Suspenseful, sweeping, piercingly intimate, The Lowland expands the range of one of our most dazzling storytellers, seamlessly interweaving the historical and the personal across generations and geographies. This masterly novel of fate and will, exile and return, is a tour de force and an instant classic.


Behind The book
Source: Google Images


About the author

Jhumpa Lahiri was born in London and brought up in South Kingstown, Rhode Island. Brought up in America by a mother who wanted to raise her children to be Indian, she learned about her Bengali heritage from an early age.

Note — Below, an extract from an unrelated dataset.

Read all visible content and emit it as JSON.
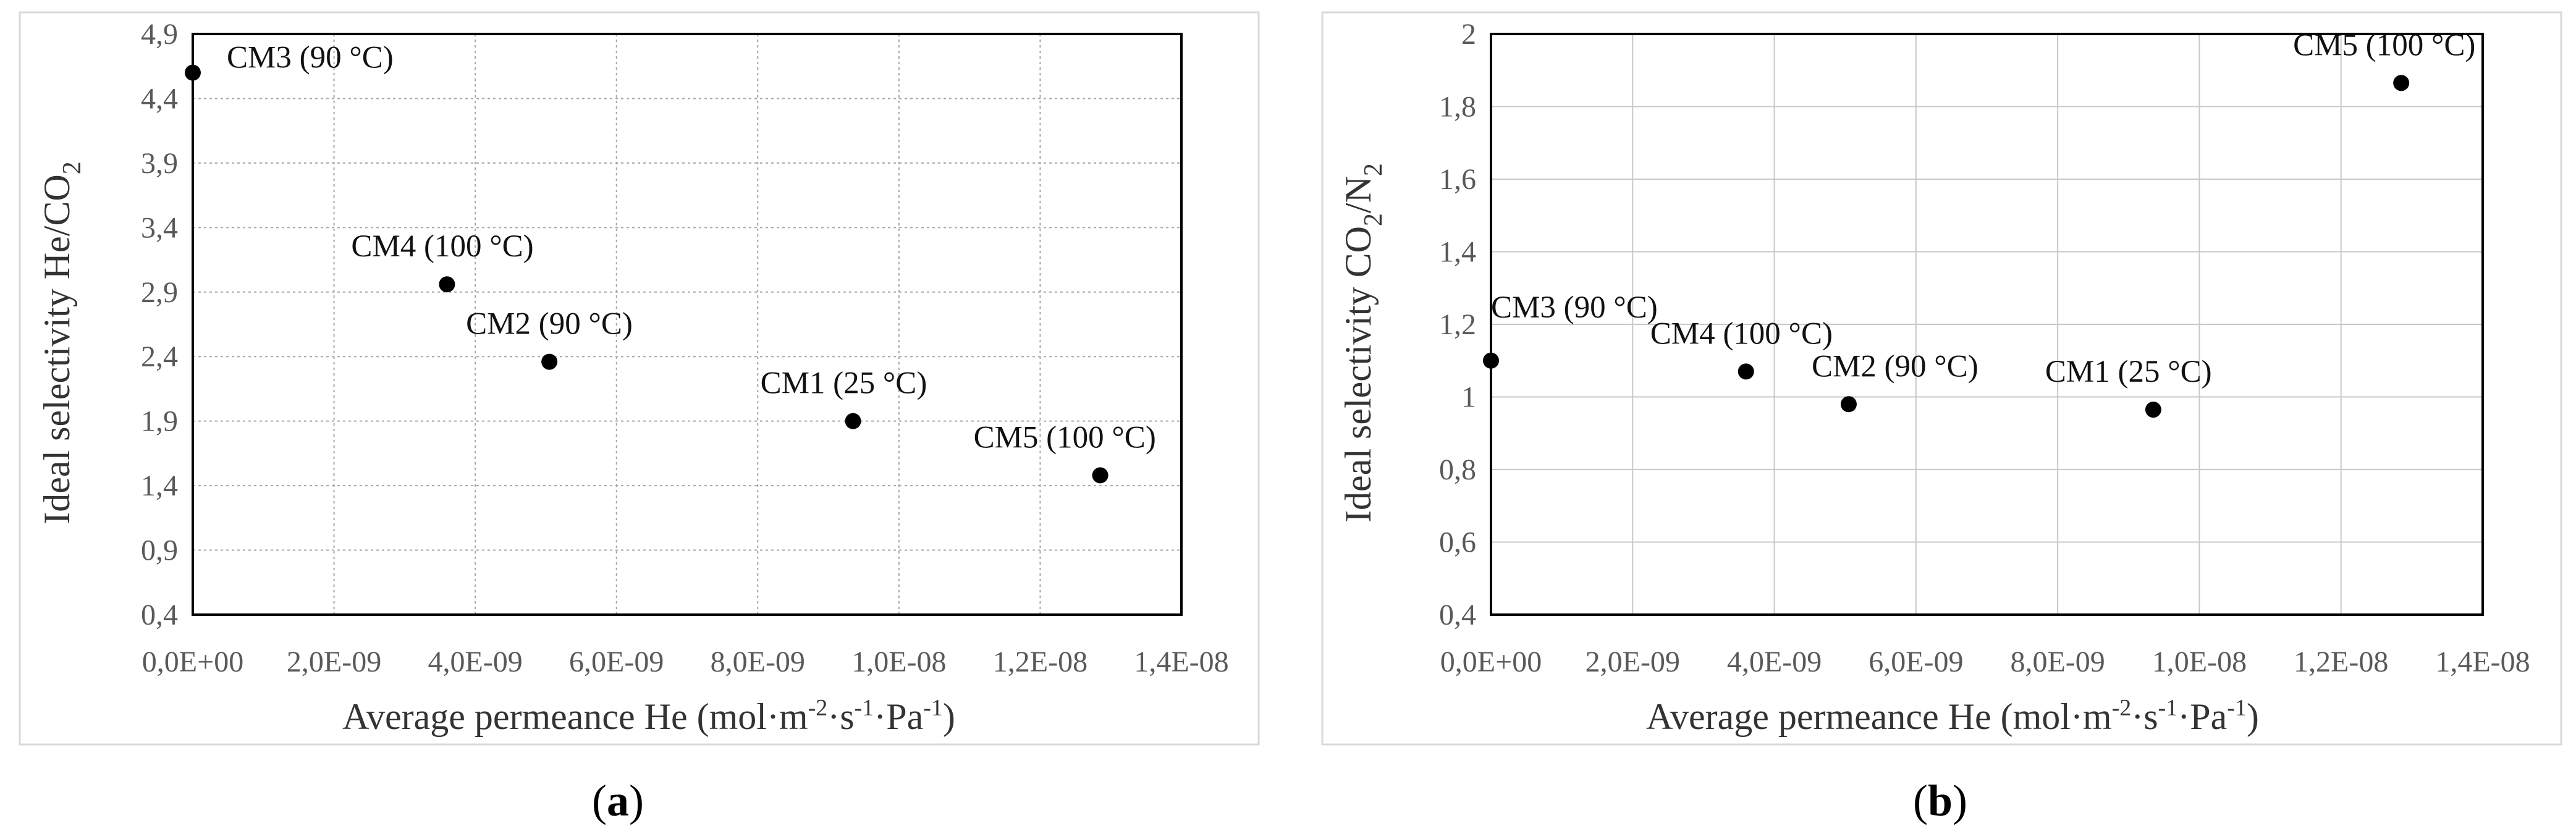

Lahiri graduated from South Kingstown High School and later received her B.A. in English literature from Barnard College in 1989. She then received multiple degrees from Boston University: an M.A. in English, an M.A. in Creative Writing, an M.A. in Comparative Literature and a Ph.D. in Renaissance Studies. She took up a fellowship at Provincetown's Fine Arts Work Center, which lasted for the next two years (1997-1998).

In 2001, she married Alberto Vourvoulias-Bush, a journalist who was then Deputy Editor of TIME Latin America. Lahiri currently lives in Brooklyn with her husband and two children. She has been a Vice President of the PEN American Center since 2005.

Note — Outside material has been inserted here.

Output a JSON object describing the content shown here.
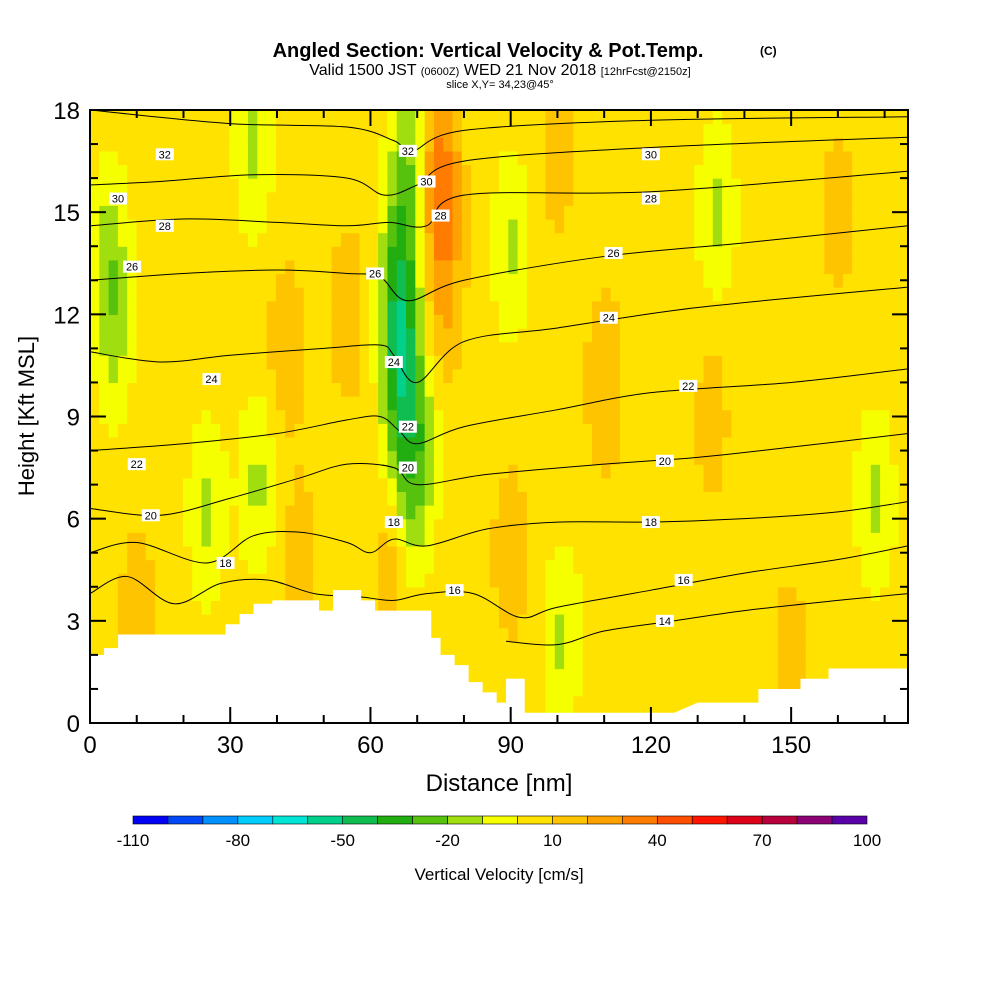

Lahiri taught creative writing at Boston University and the Rhode Island School of Design. Much of her short fiction concerns the lives of Indian-Americans, particularly Bengalis.

She received the following awards, among others:
1999 - PEN/Hemingway Award (Best Fiction Debut of the Year) for "Interpreter of Maladies";
2000 - The New Yorker's Best Debut of the Year for "Interpreter of Maladies";
2000 - Pulitzer Prize for Fiction for her debut Interpreter of Maladies

Me thinks

Jhumpa Lahiri is one author who never ceases to surprise me every time with her writing. She is so inimitable that she makes you fall in love with her writing yet another time.

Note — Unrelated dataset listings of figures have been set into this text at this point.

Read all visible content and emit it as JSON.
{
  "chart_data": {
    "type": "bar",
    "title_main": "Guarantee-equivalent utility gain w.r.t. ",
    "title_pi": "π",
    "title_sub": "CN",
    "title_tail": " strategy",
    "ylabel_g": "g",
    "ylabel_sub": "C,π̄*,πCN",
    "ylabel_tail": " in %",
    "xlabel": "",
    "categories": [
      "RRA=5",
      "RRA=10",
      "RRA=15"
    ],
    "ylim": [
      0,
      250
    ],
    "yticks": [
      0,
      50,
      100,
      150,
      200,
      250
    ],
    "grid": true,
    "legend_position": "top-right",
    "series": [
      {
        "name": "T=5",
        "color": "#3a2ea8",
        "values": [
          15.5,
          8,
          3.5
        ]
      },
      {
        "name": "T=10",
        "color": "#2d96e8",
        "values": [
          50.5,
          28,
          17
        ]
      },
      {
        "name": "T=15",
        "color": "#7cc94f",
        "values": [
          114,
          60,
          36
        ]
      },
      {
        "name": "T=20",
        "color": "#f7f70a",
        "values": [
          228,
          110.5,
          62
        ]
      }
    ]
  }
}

This book is about two brothers who are born 15 months apart and grow up like twins in almost every sense. It is when one is drawn to the growing Naxalite tension in his city that the other chooses to fly away to foreign shores only to return when all that he could call his own is damaged beyond repair. And from here starts the story of finding, losing, loving, hating and growing up to live a life you don’t know the meaning of.

What struck me the most in this book was the sheer nakedness of human emotions! She is one author who doesn’t hide behind the mask of the so called perfection that people often pretend of their lives to be. She removes all the jazz and shows us the bare souls with their imperfections, people who falter, make mistakes in life and at times don’t realize for years together that they have wronged someone yet continue to live the life of a victim instead of a villain. At the end of the day we are all out rightly selfish in wanting a lot of things for our own benefit and don’t want to think of anyone else beyond a point. The author brings out this selfish aspect hidden in all of us very nicely.

I enjoyed reading this story purely for the strong narration, the way she takes me back and forth in time and proves me wrong in every twist is what made me love this book through and through. The story is what one would call unconventional but then life never promised to be conventional right; it is just a matter of time when we remove our pink glasses to face the harsh reality of the world around us. And for this book is that reality check we often need.

Recommended for the sheer brilliance in the story and narration!

Foodie Verdict

This book is like cham-cham - differntly sweet, unique and different.